NARAKITA, JAKARTA- Dewan Perwakilan Rakyat (DPR) RI berencana membahas Rancangan Undang-Undang (RUU) Perampasan Aset setelah pembahasn RUU Kitab Hukum Undang-Undang Acara Pidana (KUHAP) rampung dibahas legislatif. Soal detail waktunya pembahasan, belum jelas.
Meski secara detail waktunya belum jelas, namun kabar rencana pembahasan RUU Perampasan asset itu cukup memberi angin segar bagi hukum di Indonesia. Wakil Ketua DPR RI Sufmi Dasco Ahmad mengakui bahwa saat ini, masih terjadi perkembangan legislasi di Komisi III DPR RI.
“Betul begitu. Pembahasan RUU Perampasan Aset akan dilakukan setelah pembahasan RUU KUHAP selesai,” ujar Dasco di Gedung DPR RI, Senayan, Jakarta, Selasa (24/6/2025).
Menurut Dasco, pembahasan RUU Perampasan Aset tidak sederhana. Dari sisi target penyelesaian membutuhkan waktu pandang, dan harus fokus serta lebih detail.
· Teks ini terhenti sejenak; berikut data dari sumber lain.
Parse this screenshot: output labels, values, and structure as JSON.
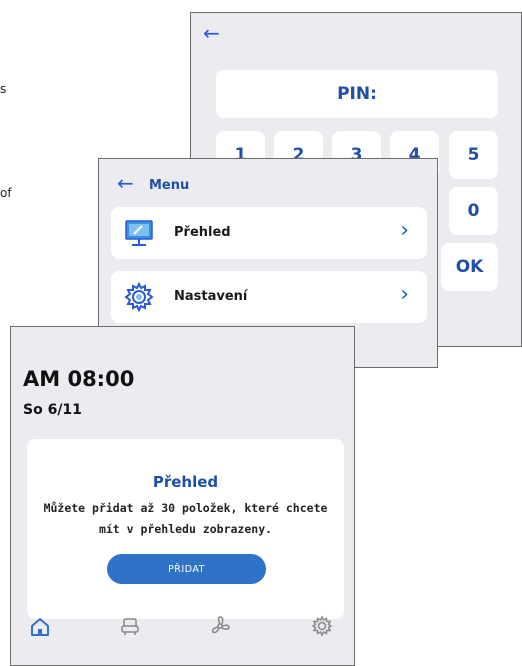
{
  "pin_screen": {
    "back_icon": "arrow-left-icon",
    "pin_label": "PIN:",
    "keys": [
      "1",
      "2",
      "3",
      "4",
      "5",
      "0"
    ],
    "ok_label": "OK"
  },
  "menu_screen": {
    "back_icon": "arrow-left-icon",
    "title": "Menu",
    "items": [
      {
        "label": "Přehled",
        "icon": "monitor-icon",
        "chevron": "chevron-right-icon"
      },
      {
        "label": "Nastavení",
        "icon": "gear-icon",
        "chevron": "chevron-right-icon"
      }
    ]
  },
  "home_screen": {
    "time": "AM 08:00",
    "date": "So 6/11",
    "card": {
      "title": "Přehled",
      "description": "Můžete přidat až 30 položek, které chcete mít v přehledu zobrazeny.",
      "button_label": "PŘIDAT"
    },
    "bottom_nav": [
      "home-icon",
      "armchair-icon",
      "fan-icon",
      "settings-icon"
    ]
  },
  "colors": {
    "accent": "#2f73c9",
    "text_accent": "#1f4fa8",
    "panel_bg": "#ecebf0",
    "card_bg": "#ffffff"
  }
}
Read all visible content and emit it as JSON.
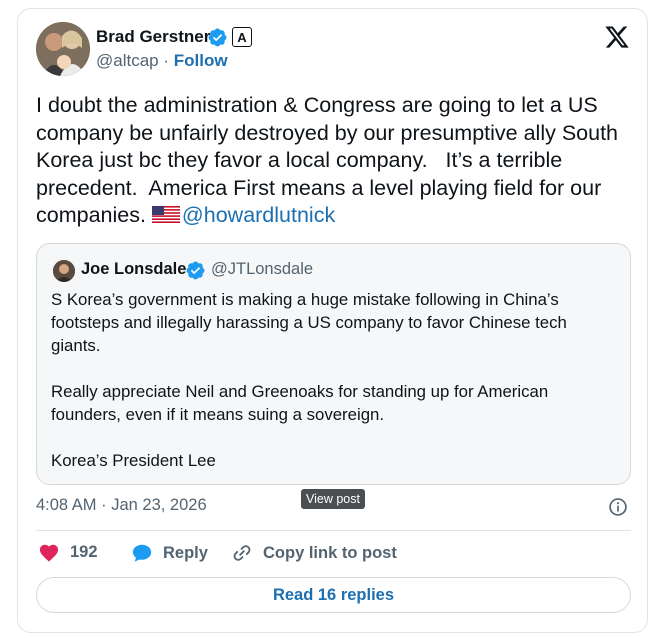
{
  "author": {
    "name": "Brad Gerstner",
    "handle": "@altcap",
    "separator": "·",
    "follow_label": "Follow",
    "badge_letter": "A"
  },
  "post": {
    "text": "I doubt the administration & Congress are going to let a US company be unfairly destroyed by our presumptive ally South Korea just bc they favor a local company.   It’s a terrible precedent.  America First means a level playing field for our companies. ",
    "mention": "@howardlutnick"
  },
  "quoted": {
    "name": "Joe Lonsdale",
    "handle": "@JTLonsdale",
    "text": "S Korea’s government is making a huge mistake following in China’s footsteps and illegally harassing a US company to favor Chinese tech giants.\n\nReally appreciate Neil and Greenoaks for standing up for American founders, even if it means suing a sovereign.\n\nKorea’s President Lee"
  },
  "meta": {
    "timestamp": "4:08 AM · Jan 23, 2026",
    "tooltip": "View post"
  },
  "actions": {
    "like_count": "192",
    "reply_label": "Reply",
    "copy_label": "Copy link to post",
    "read_replies_label": "Read 16 replies"
  },
  "colors": {
    "link": "#1d6fb0",
    "like": "#e0245e",
    "verified": "#1d9bf0",
    "muted": "#536471"
  },
  "icons": [
    "verified-badge-icon",
    "affiliate-badge-icon",
    "x-logo-icon",
    "info-icon",
    "heart-icon",
    "reply-bubble-icon",
    "link-icon",
    "us-flag-icon"
  ]
}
Sebab materi tentang perampasan aset tidak hanya diatur dalam satu peraturan perundang-undangan saja, tetapi tersebar di berbagai regulasi seperti Undang-Undang Tindak Pidana Korupsi (Tipikor), Tindak Pidana Pencucian Uang (TPPU), Kitab Undang-Undang Hukum Pidana (KUHP), hingga KUHAP.
Oleh karena itu, pendekatan yang diambil oleh DPR adalah menyelesaikan terlebih dahulu RUU yang berkaitan, agar pengaturan dalam RUU Perampasan Aset dapat dikompilasi secara menyeluruh dan harmonis.
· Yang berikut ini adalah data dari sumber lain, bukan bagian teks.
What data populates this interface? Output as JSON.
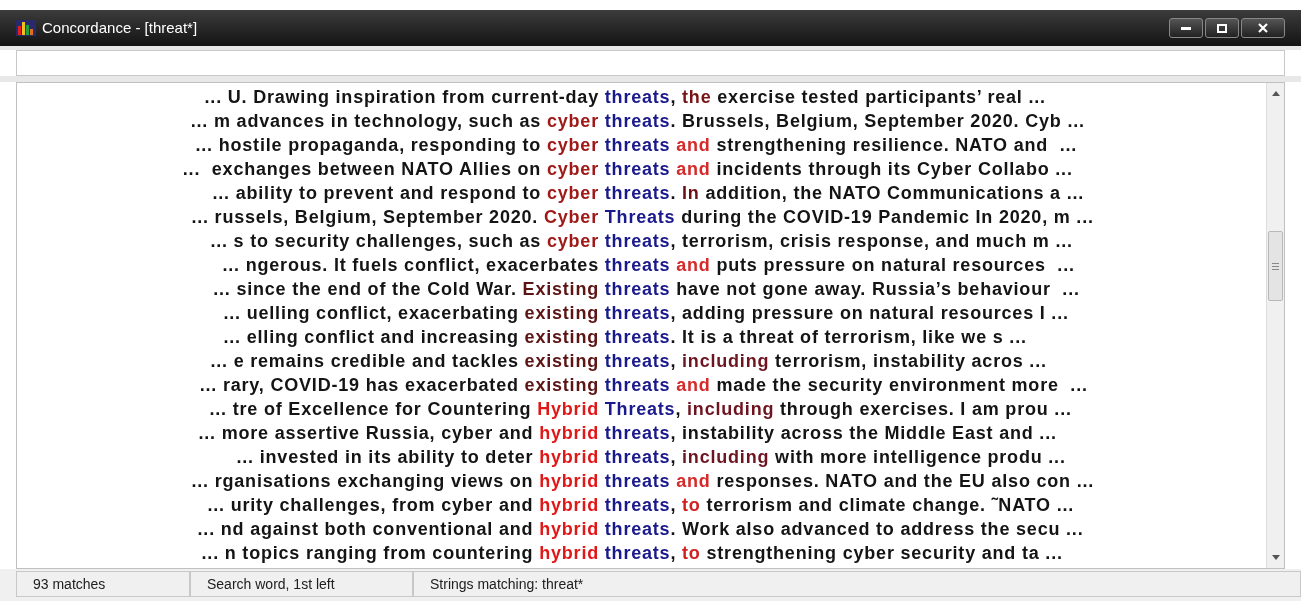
{
  "window": {
    "title": "Concordance - [threat*]"
  },
  "lines": [
    {
      "left": [
        {
          "text": "... U. Drawing inspiration from current-day"
        }
      ],
      "node": "threats",
      "punct": ",",
      "right": [
        {
          "text": "the",
          "color": "#7a1414"
        },
        {
          "text": "exercise tested participants’ real ..."
        }
      ]
    },
    {
      "left": [
        {
          "text": "... m advances in technology, such as"
        },
        {
          "text": "cyber",
          "color": "#a01818"
        }
      ],
      "node": "threats",
      "punct": ".",
      "right": [
        {
          "text": "Brussels, Belgium, September 2020. Cyb ..."
        }
      ]
    },
    {
      "left": [
        {
          "text": "... hostile propaganda, responding to"
        },
        {
          "text": "cyber",
          "color": "#a01818"
        }
      ],
      "node": "threats",
      "right": [
        {
          "text": "and",
          "color": "#d42a2a"
        },
        {
          "text": "strengthening resilience. NATO and  ..."
        }
      ]
    },
    {
      "left": [
        {
          "text": "...  exchanges between NATO Allies on"
        },
        {
          "text": "cyber",
          "color": "#a01818"
        }
      ],
      "node": "threats",
      "right": [
        {
          "text": "and",
          "color": "#d42a2a"
        },
        {
          "text": "incidents through its Cyber Collabo ..."
        }
      ]
    },
    {
      "left": [
        {
          "text": "... ability to prevent and respond to"
        },
        {
          "text": "cyber",
          "color": "#a01818"
        }
      ],
      "node": "threats",
      "punct": ".",
      "right": [
        {
          "text": "In",
          "color": "#6a1010"
        },
        {
          "text": "addition, the NATO Communications a ..."
        }
      ]
    },
    {
      "left": [
        {
          "text": "... russels, Belgium, September 2020."
        },
        {
          "text": "Cyber",
          "color": "#a01818"
        }
      ],
      "node": "Threats",
      "right": [
        {
          "text": "during the COVID-19 Pandemic In 2020, m ..."
        }
      ]
    },
    {
      "left": [
        {
          "text": "... s to security challenges, such as"
        },
        {
          "text": "cyber",
          "color": "#a01818"
        }
      ],
      "node": "threats",
      "punct": ",",
      "right": [
        {
          "text": "terrorism, crisis response, and much m ..."
        }
      ]
    },
    {
      "left": [
        {
          "text": "... ngerous. It fuels conflict, exacerbates"
        }
      ],
      "node": "threats",
      "right": [
        {
          "text": "and",
          "color": "#d42a2a"
        },
        {
          "text": "puts pressure on natural resources  ..."
        }
      ]
    },
    {
      "left": [
        {
          "text": "... since the end of the Cold War."
        },
        {
          "text": "Existing",
          "color": "#5c1414"
        }
      ],
      "node": "threats",
      "right": [
        {
          "text": "have not gone away. Russia’s behaviour  ..."
        }
      ]
    },
    {
      "left": [
        {
          "text": "... uelling conflict, exacerbating"
        },
        {
          "text": "existing",
          "color": "#5c1414"
        }
      ],
      "node": "threats",
      "punct": ",",
      "right": [
        {
          "text": "adding pressure on natural resources I ..."
        }
      ]
    },
    {
      "left": [
        {
          "text": "... elling conflict and increasing"
        },
        {
          "text": "existing",
          "color": "#5c1414"
        }
      ],
      "node": "threats",
      "punct": ".",
      "right": [
        {
          "text": "It is a threat of terrorism, like we s ..."
        }
      ]
    },
    {
      "left": [
        {
          "text": "... e remains credible and tackles"
        },
        {
          "text": "existing",
          "color": "#5c1414"
        }
      ],
      "node": "threats",
      "punct": ",",
      "right": [
        {
          "text": "including",
          "color": "#6e1420"
        },
        {
          "text": "terrorism, instability acros ..."
        }
      ]
    },
    {
      "left": [
        {
          "text": "... rary, COVID-19 has exacerbated"
        },
        {
          "text": "existing",
          "color": "#5c1414"
        }
      ],
      "node": "threats",
      "right": [
        {
          "text": "and",
          "color": "#d42a2a"
        },
        {
          "text": "made the security environment more  ..."
        }
      ]
    },
    {
      "left": [
        {
          "text": "... tre of Excellence for Countering"
        },
        {
          "text": "Hybrid",
          "color": "#e01818"
        }
      ],
      "node": "Threats",
      "punct": ",",
      "right": [
        {
          "text": "including",
          "color": "#6e1420"
        },
        {
          "text": "through exercises. I am prou ..."
        }
      ]
    },
    {
      "left": [
        {
          "text": "... more assertive Russia, cyber and"
        },
        {
          "text": "hybrid",
          "color": "#e01818"
        }
      ],
      "node": "threats",
      "punct": ",",
      "right": [
        {
          "text": "instability across the Middle East and ..."
        }
      ]
    },
    {
      "left": [
        {
          "text": "... invested in its ability to deter"
        },
        {
          "text": "hybrid",
          "color": "#e01818"
        }
      ],
      "node": "threats",
      "punct": ",",
      "right": [
        {
          "text": "including",
          "color": "#6e1420"
        },
        {
          "text": "with more intelligence produ ..."
        }
      ]
    },
    {
      "left": [
        {
          "text": "... rganisations exchanging views on"
        },
        {
          "text": "hybrid",
          "color": "#e01818"
        }
      ],
      "node": "threats",
      "right": [
        {
          "text": "and",
          "color": "#d42a2a"
        },
        {
          "text": "responses. NATO and the EU also con ..."
        }
      ]
    },
    {
      "left": [
        {
          "text": "... urity challenges, from cyber and"
        },
        {
          "text": "hybrid",
          "color": "#e01818"
        }
      ],
      "node": "threats",
      "punct": ",",
      "right": [
        {
          "text": "to",
          "color": "#d02020"
        },
        {
          "text": "terrorism and climate change. ˜NATO ..."
        }
      ]
    },
    {
      "left": [
        {
          "text": "... nd against both conventional and"
        },
        {
          "text": "hybrid",
          "color": "#e01818"
        }
      ],
      "node": "threats",
      "punct": ".",
      "right": [
        {
          "text": "Work also advanced to address the secu ..."
        }
      ]
    },
    {
      "left": [
        {
          "text": "... n topics ranging from countering"
        },
        {
          "text": "hybrid",
          "color": "#e01818"
        }
      ],
      "node": "threats",
      "punct": ",",
      "right": [
        {
          "text": "to",
          "color": "#d02020"
        },
        {
          "text": "strengthening cyber security and ta ..."
        }
      ]
    }
  ],
  "status_bar": [
    "93 matches",
    "Search word, 1st left",
    "Strings matching: threat*"
  ]
}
“Karena aspek-aspek perampasan aset itu ada di Undang-Undang Tipikor, TPPU, KUHP, dan KUHAP, maka setelah selesai semua, kita akan ambil dari situ. Bagaimana kemudian satu undang-undang yang punya persoalan yang sama soal aset itu bisa dikompilasi dan kemudian bisa berjalan dengan baik,” jelas politisi Partai Gerindra itu.
Diakui atau tidak, RUU Perampasan Aset menjadi sorotan publik sejak awal wacana pembahasannya. Salah satu poin yang menimbulkan perdebatan adalah mekanisme perampasan aset tanpa menunggu adanya putusan pidana (non-conviction based asset forfeiture). Masyarakat sipil menilai hal ini berpotensi melanggar asas praduga tak bersalah dan hak atas kepemilikan.
Di sisi lain, pemerintah dan sebagian kalangan DPR menilai RUU ini sangat dibutuhkan untuk mempercepat pengembalian kerugian negara dari tindak pidana korupsi dan pencucian uang yang selama ini sulit dilakukan karena pelaku sering kali kabur atau meninggal dunia sebelum kasus diputus pengadilan.
Pembahasan RUU ini pun menjadi bagian dari reformasi hukum yang lebih luas, terutama dalam rangka memperkuat penegakan hukum dan pemberantasan korupsi. Dengan menunggu selesainya revisi RUU KUHAP dan KUHP, diharapkan substansi RUU Perampasan Aset akan lebih utuh dan tidak tumpang tindih dengan aturan hukum lainnya. (*)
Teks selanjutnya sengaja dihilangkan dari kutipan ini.